AI Executive Order Calls for Changes, But the Need for Good Governance Remains
On December 11, 2025, President Donald Trump issued Executive Order 14365, titled “Ensuring a National Policy Framework for Artificial Intelligence,” aimed at curtailing state regulation of artificial intelligence (AI). Asserting that “excessive” state regulation interferes with the need for innovation in the AI space, the order calls for congressional legislation adopting a “minimally burdensome national standard.” Until a legislative standard is in place, the order directs certain departments and agencies to take specified steps to identify and challenge state AI laws and regulations that are deemed onerous, as well as to take certain actions that would preempt those laws and regulations.
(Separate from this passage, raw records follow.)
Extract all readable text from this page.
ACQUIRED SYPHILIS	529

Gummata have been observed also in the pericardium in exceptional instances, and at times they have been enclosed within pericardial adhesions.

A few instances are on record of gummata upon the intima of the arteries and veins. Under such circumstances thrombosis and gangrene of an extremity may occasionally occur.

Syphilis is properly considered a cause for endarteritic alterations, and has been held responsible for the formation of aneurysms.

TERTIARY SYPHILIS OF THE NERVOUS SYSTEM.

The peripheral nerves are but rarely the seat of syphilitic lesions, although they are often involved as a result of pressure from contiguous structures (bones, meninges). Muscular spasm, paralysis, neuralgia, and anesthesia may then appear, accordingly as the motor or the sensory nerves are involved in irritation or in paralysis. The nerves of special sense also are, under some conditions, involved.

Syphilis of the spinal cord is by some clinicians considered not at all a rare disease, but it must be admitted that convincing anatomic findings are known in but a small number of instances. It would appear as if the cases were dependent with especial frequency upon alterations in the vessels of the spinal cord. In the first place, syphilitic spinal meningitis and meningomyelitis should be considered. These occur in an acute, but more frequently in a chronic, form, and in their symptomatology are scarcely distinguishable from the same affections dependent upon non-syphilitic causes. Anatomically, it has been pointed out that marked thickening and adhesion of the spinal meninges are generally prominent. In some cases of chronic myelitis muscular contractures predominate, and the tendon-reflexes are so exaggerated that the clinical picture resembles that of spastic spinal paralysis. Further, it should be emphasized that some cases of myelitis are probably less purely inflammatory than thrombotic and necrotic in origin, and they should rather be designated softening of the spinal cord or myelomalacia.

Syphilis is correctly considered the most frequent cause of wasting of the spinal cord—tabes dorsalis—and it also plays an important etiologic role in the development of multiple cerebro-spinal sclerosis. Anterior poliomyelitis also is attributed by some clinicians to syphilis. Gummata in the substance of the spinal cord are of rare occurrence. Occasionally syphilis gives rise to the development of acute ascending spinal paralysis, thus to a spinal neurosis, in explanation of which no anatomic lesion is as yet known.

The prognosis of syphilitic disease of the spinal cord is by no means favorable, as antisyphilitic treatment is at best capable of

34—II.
The order directs various agencies and departments to take the following actions:
- The U.S. Department of Commerce (DOC) must compile a list of “onerous” state AI laws, including those that require AI models to “alter truthful outputs” or require the disclosure of information that would violate the First Amendment, and issue a policy notice making those states ineligible for certain funds appropriated to promote rural broadband infrastructure under the Broadband Equity, Access, and Deployment Program;
- Other federal agencies and departments must consider conditioning funds under their discretionary grant programs on not enforcing or enacting onerous AI laws;
- The U.S. Department of Justice must establish an AI litigation task force for challenging onerous state AI laws as unconstitutionally regulating interstate commerce;
- The Federal Communications Commission and the Federal Trade Commission must consider actions such as adopting a reporting and disclosure standard for AI models and clarifying the extent to which state AI laws would be preempted by the Federal Trade Commission Act’s prohibition on deceptive practices affecting commerce; and
- Offices within the White House must prepare a recommendation for federal legislation adopting a “uniform federal policy framework” on AI that preempts state AI laws.
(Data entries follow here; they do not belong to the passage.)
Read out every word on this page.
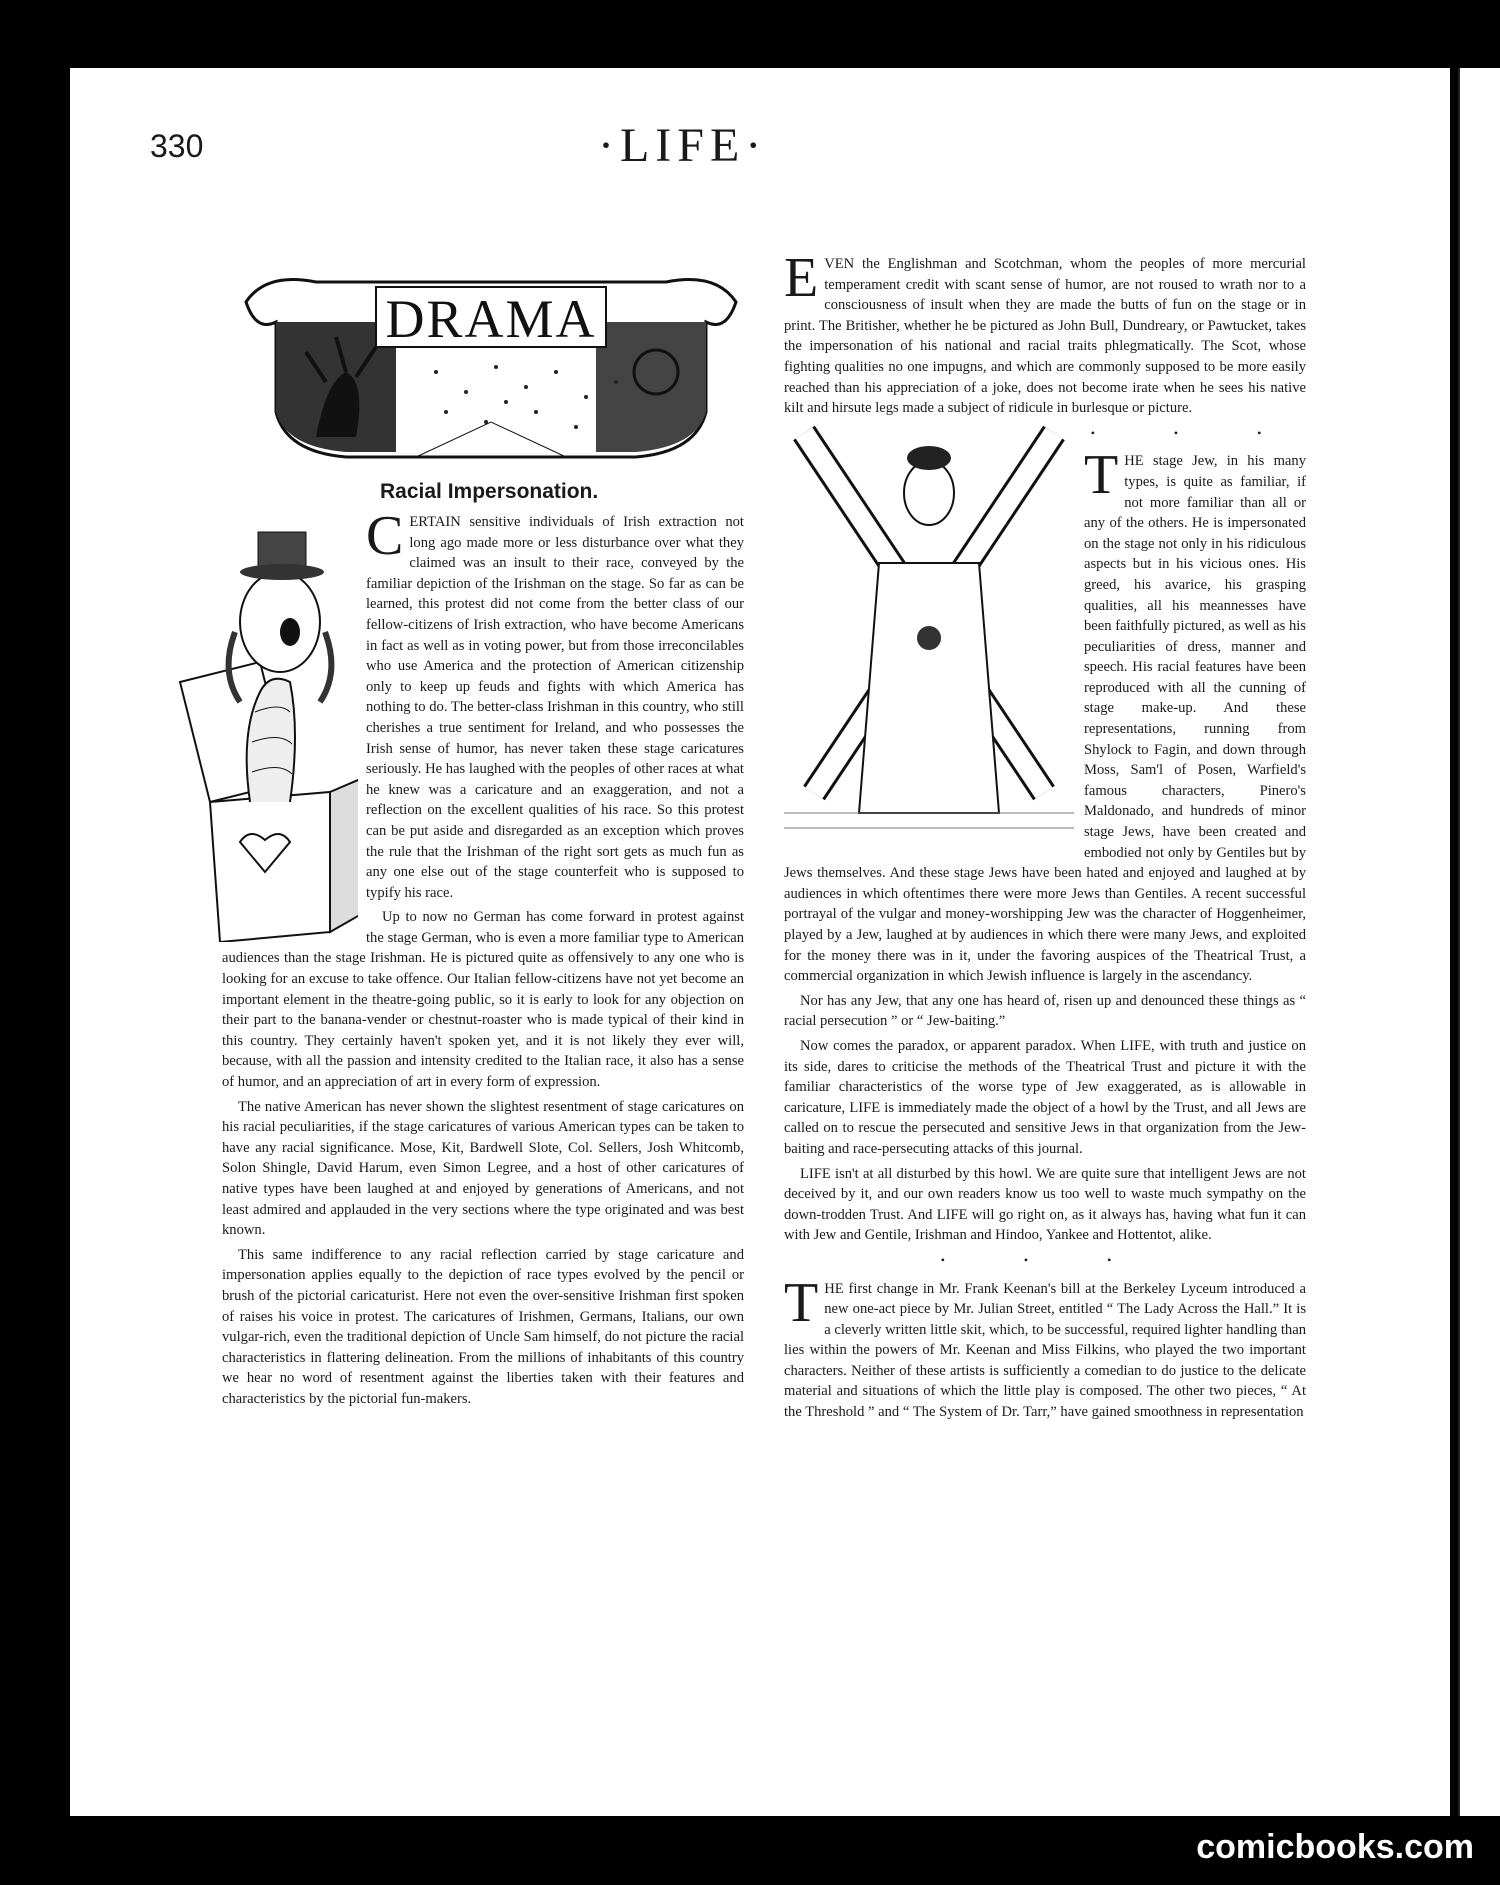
330	·LIFE·
DRAMA
Racial Impersonation.

CERTAIN sensitive individuals of Irish extraction not long ago made more or less disturbance over what they claimed was an insult to their race, conveyed by the familiar depiction of the Irishman on the stage. So far as can be learned, this protest did not come from the better class of our fellow-citizens of Irish extraction, who have become Americans in fact as well as in voting power, but from those irreconcilables who use America and the protection of American citizenship only to keep up feuds and fights with which America has nothing to do. The better-class Irishman in this country, who still cherishes a true sentiment for Ireland, and who possesses the Irish sense of humor, has never taken these stage caricatures seriously. He has laughed with the peoples of other races at what he knew was a caricature and an exaggeration, and not a reflection on the excellent qualities of his race. So this protest can be put aside and disregarded as an exception which proves the rule that the Irishman of the right sort gets as much fun as any one else out of the stage counterfeit who is supposed to typify his race.

Up to now no German has come forward in protest against the stage German, who is even a more familiar type to American audiences than the stage Irishman. He is pictured quite as offensively to any one who is looking for an excuse to take offence. Our Italian fellow-citizens have not yet become an important element in the theatre-going public, so it is early to look for any objection on their part to the banana-vender or chestnut-roaster who is made typical of their kind in this country. They certainly haven't spoken yet, and it is not likely they ever will, because, with all the passion and intensity credited to the Italian race, it also has a sense of humor, and an appreciation of art in every form of expression.

The native American has never shown the slightest resentment of stage caricatures on his racial peculiarities, if the stage caricatures of various American types can be taken to have any racial significance. Mose, Kit, Bardwell Slote, Col. Sellers, Josh Whitcomb, Solon Shingle, David Harum, even Simon Legree, and a host of other caricatures of native types have been laughed at and enjoyed by generations of Americans, and not least admired and applauded in the very sections where the type originated and was best known.

This same indifference to any racial reflection carried by stage caricature and impersonation applies equally to the depiction of race types evolved by the pencil or brush of the pictorial caricaturist. Here not even the over-sensitive Irishman first spoken of raises his voice in protest. The caricatures of Irishmen, Germans, Italians, our own vulgar-rich, even the traditional depiction of Uncle Sam himself, do not picture the racial characteristics in flattering delineation. From the millions of inhabitants of this country we hear no word of resentment against the liberties taken with their features and characteristics by the pictorial fun-makers.

EVEN the Englishman and Scotchman, whom the peoples of more mercurial temperament credit with scant sense of humor, are not roused to wrath nor to a consciousness of insult when they are made the butts of fun on the stage or in print. The Britisher, whether he be pictured as John Bull, Dundreary, or Pawtucket, takes the impersonation of his national and racial traits phlegmatically. The Scot, whose fighting qualities no one impugns, and which are commonly supposed to be more easily reached than his appreciation of a joke, does not become irate when he sees his native kilt and hirsute legs made a subject of ridicule in burlesque or picture.

• • •

THE stage Jew, in his many types, is quite as familiar, if not more familiar than all or any of the others. He is impersonated on the stage not only in his ridiculous aspects but in his vicious ones. His greed, his avarice, his grasping qualities, all his meannesses have been faithfully pictured, as well as his peculiarities of dress, manner and speech. His racial features have been reproduced with all the cunning of stage make-up. And these representations, running from Shylock to Fagin, and down through Moss, Sam'l of Posen, Warfield's famous characters, Pinero's Maldonado, and hundreds of minor stage Jews, have been created and embodied not only by Gentiles but by Jews themselves. And these stage Jews have been hated and enjoyed and laughed at by audiences in which oftentimes there were more Jews than Gentiles. A recent successful portrayal of the vulgar and money-worshipping Jew was the character of Hoggenheimer, played by a Jew, laughed at by audiences in which there were many Jews, and exploited for the money there was in it, under the favoring auspices of the Theatrical Trust, a commercial organization in which Jewish influence is largely in the ascendancy.

Nor has any Jew, that any one has heard of, risen up and denounced these things as “ racial persecution ” or “ Jew-baiting.”

Now comes the paradox, or apparent paradox. When LIFE, with truth and justice on its side, dares to criticise the methods of the Theatrical Trust and picture it with the familiar characteristics of the worse type of Jew exaggerated, as is allowable in caricature, LIFE is immediately made the object of a howl by the Trust, and all Jews are called on to rescue the persecuted and sensitive Jews in that organization from the Jew-baiting and race-persecuting attacks of this journal.

LIFE isn't at all disturbed by this howl. We are quite sure that intelligent Jews are not deceived by it, and our own readers know us too well to waste much sympathy on the down-trodden Trust. And LIFE will go right on, as it always has, having what fun it can with Jew and Gentile, Irishman and Hindoo, Yankee and Hottentot, alike.

• • •

THE first change in Mr. Frank Keenan's bill at the Berkeley Lyceum introduced a new one-act piece by Mr. Julian Street, entitled “ The Lady Across the Hall.” It is a cleverly written little skit, which, to be successful, required lighter handling than lies within the powers of Mr. Keenan and Miss Filkins, who played the two important characters. Neither of these artists is sufficiently a comedian to do justice to the delicate material and situations of which the little play is composed. The other two pieces, “ At the Threshold ” and “ The System of Dr. Tarr,” have gained smoothness in representation

comicbooks.com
It further states: “My Administration must act with the Congress to ensure that there is a minimally burdensome national standard — not 50 discordant State ones. The resulting framework must forbid State laws that conflict with the policy set forth in this order.” This is a significant counter-current to discussions among state insurance regulators, who have been looking for more ways to direct and oversee AI use. The NAIC has already reacted sharply to the order, stating that it “introduces legal uncertainty, which may weaken the insurance market by delaying business decisions, deterring investment, and postponing essential consumer protections,” and called on the administration to “affirm state regulation of AI in the business of insurance to avoid damaging uncertainty.”
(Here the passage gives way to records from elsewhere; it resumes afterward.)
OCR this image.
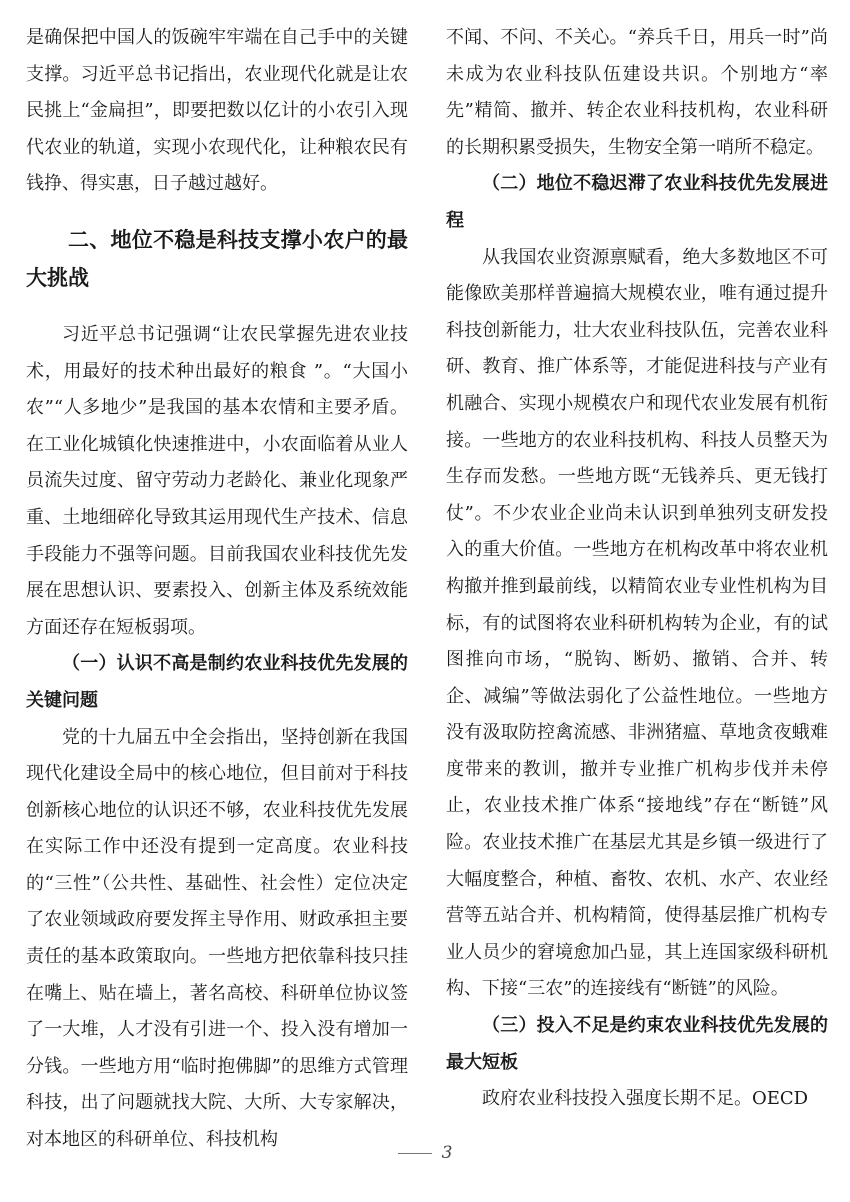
是确保把中国人的饭碗牢牢端在自己手中的关键支撑。习近平总书记指出，农业现代化就是让农民挑上“金扁担”，即要把数以亿计的小农引入现代农业的轨道，实现小农现代化，让种粮农民有钱挣、得实惠，日子越过越好。

二、地位不稳是科技支撑小农户的最大挑战

习近平总书记强调“让农民掌握先进农业技术，用最好的技术种出最好的粮食 ”。“大国小农”“人多地少”是我国的基本农情和主要矛盾。在工业化城镇化快速推进中，小农面临着从业人员流失过度、留守劳动力老龄化、兼业化现象严重、土地细碎化导致其运用现代生产技术、信息手段能力不强等问题。目前我国农业科技优先发展在思想认识、要素投入、创新主体及系统效能方面还存在短板弱项。

（一）认识不高是制约农业科技优先发展的关键问题

党的十九届五中全会指出，坚持创新在我国现代化建设全局中的核心地位，但目前对于科技创新核心地位的认识还不够，农业科技优先发展在实际工作中还没有提到一定高度。农业科技的“三性”（公共性、基础性、社会性）定位决定了农业领域政府要发挥主导作用、财政承担主要责任的基本政策取向。一些地方把依靠科技只挂在嘴上、贴在墙上，著名高校、科研单位协议签了一大堆，人才没有引进一个、投入没有增加一分钱。一些地方用“临时抱佛脚”的思维方式管理科技，出了问题就找大院、大所、大专家解决，对本地区的科研单位、科技机构

不闻、不问、不关心。“养兵千日，用兵一时”尚未成为农业科技队伍建设共识。个别地方“率先”精简、撤并、转企农业科技机构，农业科研的长期积累受损失，生物安全第一哨所不稳定。

（二）地位不稳迟滞了农业科技优先发展进程

从我国农业资源禀赋看，绝大多数地区不可能像欧美那样普遍搞大规模农业，唯有通过提升科技创新能力，壮大农业科技队伍，完善农业科研、教育、推广体系等，才能促进科技与产业有机融合、实现小规模农户和现代农业发展有机衔接。一些地方的农业科技机构、科技人员整天为生存而发愁。一些地方既“无钱养兵、更无钱打仗”。不少农业企业尚未认识到单独列支研发投入的重大价值。一些地方在机构改革中将农业机构撤并推到最前线，以精简农业专业性机构为目标，有的试图将农业科研机构转为企业，有的试图推向市场，“脱钩、断奶、撤销、合并、转企、减编”等做法弱化了公益性地位。一些地方没有汲取防控禽流感、非洲猪瘟、草地贪夜蛾难度带来的教训，撤并专业推广机构步伐并未停止，农业技术推广体系“接地线”存在“断链”风险。农业技术推广在基层尤其是乡镇一级进行了大幅度整合，种植、畜牧、农机、水产、农业经营等五站合并、机构精简，使得基层推广机构专业人员少的窘境愈加凸显，其上连国家级科研机构、下接“三农”的连接线有“断链”的风险。

（三）投入不足是约束农业科技优先发展的最大短板

政府农业科技投入强度长期不足。OECD

3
Part of the uncertainty results from potential McCarran-Ferguson reverse preemption. As an executive order, the order is not “an act of Congress,” a necessary component for triggering McCarran-Ferguson reverse preemption that would preserve state regulation of the business of insurance unless specifically preempted. The called-for legislation, however, would be an act of Congress, but if the legislation is sufficiently specific about its intent to preempt the business of insurance, it could impose federal AI law, even upon the business of insurance. The next uncertainty would become which existing state AI regulations should be preempted. After all, adoptions of the NAIC’s model bulletin cite non-AI-specific laws as their basis, which could be argued as outside the scope of the intended federal preemption over state AI regulation. If unclear, the industry could be left questioning (and litigating) the scope of the new legislation’s reach and straddling two very different regimes.
Time will tell which laws are deemed “onerous,” what type of federal policy framework develops, and what litigation outcomes will ensue. Ultimately, however, even if the order reduces regulatory requirements on AI use, it does not create a safe harbor against private litigation, including class actions, so good AI governance remains good business.